Consider these five tips to help your kids enjoy the great outdoors a little more:

Documenting Duties: The youth of today love to take pictures and record videos of themselves and the world around them, as any social media perusing would reveal. Assign kids the task of taking photos and recording video when on an outdoor family outing. They’ll appreciate the responsibility and it ensures they’ll be taking it all in instead of thinking about their Flappy Bird high score. Not to mention your kids are probably more experienced at framing for just the right shot.

geocachingChoose an Interesting Area: Adults can better appreciate the nuances of a landscape and region which, to someone in adolescence, might look just like every forest they’ve ever seen before. It’s important then for parents to consider more than trail rating and proximity to the interstate when planning an extended outdoor adventure. Many outdoor family activities exist in historically-rich regions, providing opportunities for children to learn more than just the look of the terrain but also about cultures and heritage. Eye-catching landmarks usually highlight many famous trails and park grounds, so focus research on finding the most interesting destinations that meet your budget and time limits.

Incorporate Interests: It’s common for kids to feel bored by default if activities don’t include something they’re ordinarily interested in. Assigning photo and video duties as we previously mentioned is one way to go about doing this, but it’s important for parents to incorporate interests into the actual activities themselves. For example if your girl or boy likes to take their bicycle around the neighborhood, then plan a mountain biking adventure.

Address Concerns: Kids unfamiliar with life outside the city or suburbs can often find nature to be an intimidating place. In fact our fear of unfamiliar landscapes full of strange critters is in many ways hardwired into the brain. With this in mind, don’t dismiss fears or concerns your kids may have about the outdoors as being juvenile paranoia. Take the time to talk to them about staying safe in nature. If they consistently cite a fear of spiders or Sasquatch, visit Wikipedia and other sources with them so they know your assurances aren’t made up.

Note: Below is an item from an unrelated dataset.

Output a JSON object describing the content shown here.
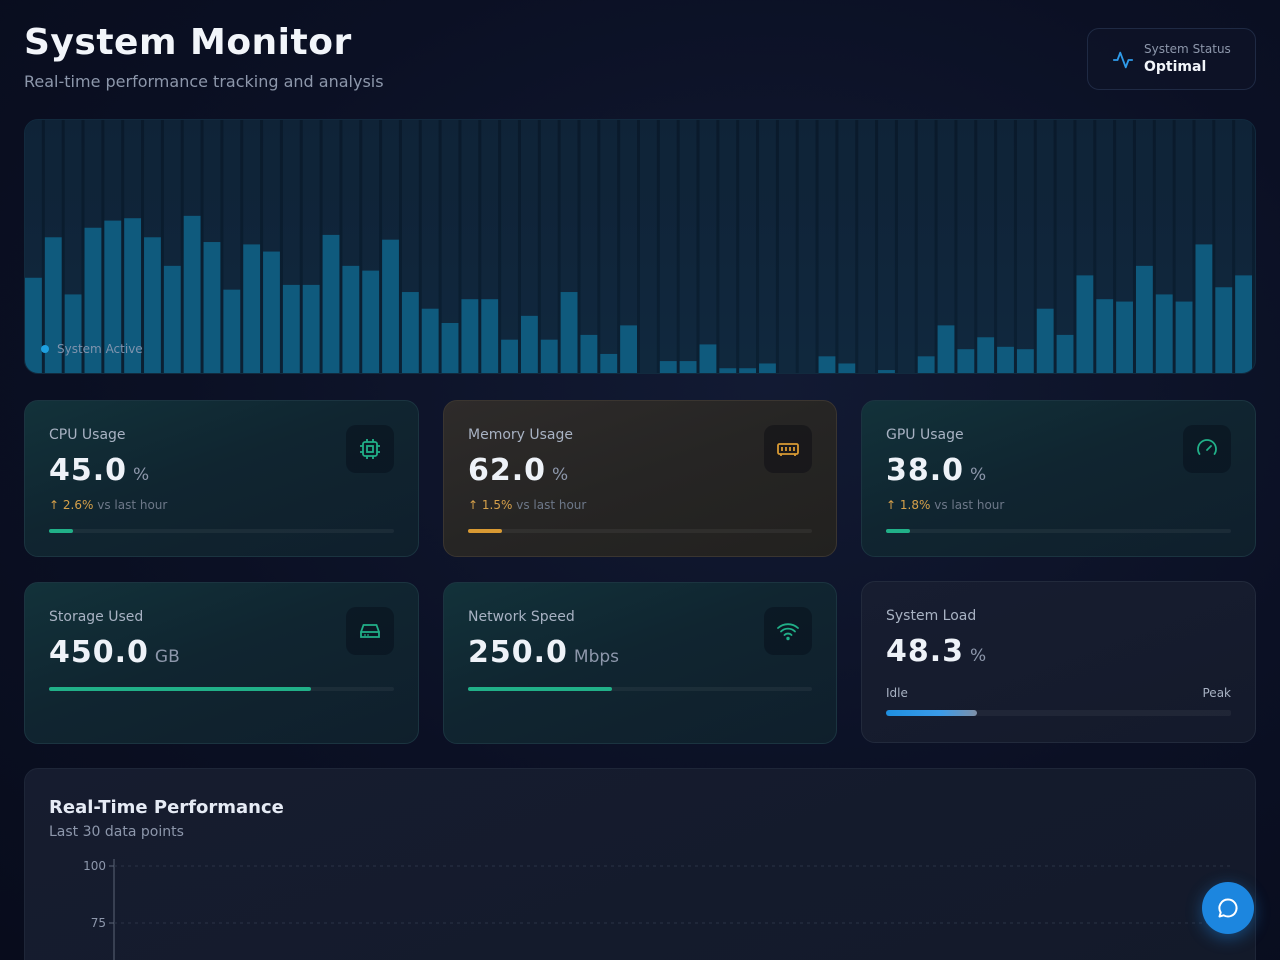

Choose the Right Gear: This is fundamental and something most families do not focus enough on when planning their outdoor activities. Your child may begin dreading the hike two miles in because of how much pain they’re feeling in their feet, griping the rest of the way. Little does your boy know that the pain isn’t from the walking itself but from poorly chosen footwear. A tent left open due to a malfunctioning zipper can keep everyone up all night in bitter chills. These little episodes add up to a bad experience, especially for children, who may from then on correlate outdoors with unhappiness when it was improper gear choices that made for the bad time.

Lastly, one extra bit of advice: it’s probably best to avoid complete elimination of electronic devices during your outdoor family outing. It may seem like the ideal way to keep your children’s minds on the beautiful wonders around them, but depriving them entirely of what is in many ways their loyal companion, whether smartphone or tablet, is a good way to start things off badly. Instead, allow for electronics breaks – hour-long stops where everyone can turn on their devices. Chances are there won’t be any connectivity anyway, but you don’t have to tell them that.

Getting children out of their digital, indoor-oriented comfort zones is easier said than done. But don’t give up just because your son or daughter doesn’t show any interest in the outdoors at all. Be a little bossy and organize a family trip somewhere earthy and different. At the same time, don’t forget to help your kids see the wild world for what it is through their eyes, not yours. Appreciate what makes them who they are, and allow that to be the portal through which the wonders of nature are revealed.

Guest post by R.W.

Comments

  1. I wish we could spend more time outside as a family. It seems like the weather is either too cold or too hot here in Las Vegas to fully enjoy the outdoors.